Being a veteran caregiver means being a warrior, cheerleader, and advocate.
At what moment did you realize you were a military caregiver?
When I got the call that Steve had a parachute accident in Iraq and I would need to provide total care.
How has your life changed since you became a caregiver? What sacrifices have you had to make?
I am a nurse, mother, and wife. When my husband was injured, our lives changed. I quit my job as a nurse in the community and became my husband’s nurse.
What is a quote that inspires you or keeps you motivated?
“Worrying will not change the outcome.”
Jenifer Smith knew life was going to change forever when she got the call in 2003 that her husband Steve, was in a parachute accident while deployed to Iraq. The accident broke his back, both legs, pelvis, and clavicle; dislocated both shoulders; resulted in a traumatic brain injury (TBI) and post traumatic stress disorder (PTSD); and caused him to suffer chronic migraines, seizures, and memory loss. A nurse by trade, Jenifer had the knowledge and ability to care for her husband, but she had no idea the challenges she would face as a caregiver, wife, and mother.
Jenifer ultimately had to give up her job as a nurse to care for her two teenage children and become a full-time caregiver to Steve. Helping and encouraging him every step of the way, Steve was eventually able to take a few steps on his own and can now walk short distances with a cane.
However catastrophic the fall, the family was to face further challenges. In 2009, on the day they were to celebrate their daughter being on the homecoming court at her high school, Steve was diagnosed with leukemia due to chemical exposure he endured during combat missions. Jenifer took the news hard, but was determined that any challenges they faced, they would work through together as a family.
As Steve’s caregiver, Jenifer helps him with all his daily needs such as bathing, dressing, driving, household duties, money management, medication monitoring and administration, oncology appointments, and seizure monitoring.

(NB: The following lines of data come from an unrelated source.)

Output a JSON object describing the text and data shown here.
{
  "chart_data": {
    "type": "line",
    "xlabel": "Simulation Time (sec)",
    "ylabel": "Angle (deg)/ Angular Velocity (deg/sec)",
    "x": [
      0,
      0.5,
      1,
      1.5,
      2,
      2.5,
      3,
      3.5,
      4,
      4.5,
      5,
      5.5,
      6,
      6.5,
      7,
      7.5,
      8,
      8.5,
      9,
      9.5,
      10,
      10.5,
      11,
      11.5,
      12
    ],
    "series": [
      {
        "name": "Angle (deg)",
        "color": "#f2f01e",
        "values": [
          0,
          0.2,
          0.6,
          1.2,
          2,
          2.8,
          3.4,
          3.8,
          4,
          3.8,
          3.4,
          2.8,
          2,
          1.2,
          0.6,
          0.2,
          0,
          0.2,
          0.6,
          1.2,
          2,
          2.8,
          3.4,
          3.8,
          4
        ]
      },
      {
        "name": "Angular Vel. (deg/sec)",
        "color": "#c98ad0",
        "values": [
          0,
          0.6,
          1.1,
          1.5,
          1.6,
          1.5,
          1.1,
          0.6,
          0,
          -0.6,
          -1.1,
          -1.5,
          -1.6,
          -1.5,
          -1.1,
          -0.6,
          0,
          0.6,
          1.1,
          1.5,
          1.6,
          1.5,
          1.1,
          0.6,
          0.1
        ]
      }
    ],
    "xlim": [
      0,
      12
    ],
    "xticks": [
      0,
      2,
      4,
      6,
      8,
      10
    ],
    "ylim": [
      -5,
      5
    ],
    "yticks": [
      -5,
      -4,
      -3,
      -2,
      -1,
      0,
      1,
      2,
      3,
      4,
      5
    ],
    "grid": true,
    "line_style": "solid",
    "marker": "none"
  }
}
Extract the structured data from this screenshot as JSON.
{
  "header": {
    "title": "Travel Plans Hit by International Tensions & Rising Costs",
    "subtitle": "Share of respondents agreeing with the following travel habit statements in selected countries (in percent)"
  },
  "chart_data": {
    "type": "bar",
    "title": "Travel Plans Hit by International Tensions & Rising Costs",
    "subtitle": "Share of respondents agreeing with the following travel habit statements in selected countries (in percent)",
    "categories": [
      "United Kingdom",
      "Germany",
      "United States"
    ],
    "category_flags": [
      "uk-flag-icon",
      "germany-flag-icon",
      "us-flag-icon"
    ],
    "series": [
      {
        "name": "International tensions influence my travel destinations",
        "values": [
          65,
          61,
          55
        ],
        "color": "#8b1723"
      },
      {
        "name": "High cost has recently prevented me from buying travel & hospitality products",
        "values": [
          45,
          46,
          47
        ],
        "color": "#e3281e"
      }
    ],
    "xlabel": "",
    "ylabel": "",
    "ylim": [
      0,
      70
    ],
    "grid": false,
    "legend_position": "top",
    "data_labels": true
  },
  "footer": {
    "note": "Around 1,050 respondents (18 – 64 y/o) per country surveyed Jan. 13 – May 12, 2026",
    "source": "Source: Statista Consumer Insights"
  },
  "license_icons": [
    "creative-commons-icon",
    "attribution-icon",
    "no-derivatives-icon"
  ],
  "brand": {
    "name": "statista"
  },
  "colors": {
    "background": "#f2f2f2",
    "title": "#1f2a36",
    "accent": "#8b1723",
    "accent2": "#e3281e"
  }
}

Jenifer’s children were also caregivers and watched their dad go from a strong military officer to a disabled and depressed man. They helped their mom and dad through the surgeries and the ups and downs of life, and they have adapted to their parents being caregiver and care recipient. Now, Jenifer hopes she can raise awareness about what children caregivers go through and identify resources to help them.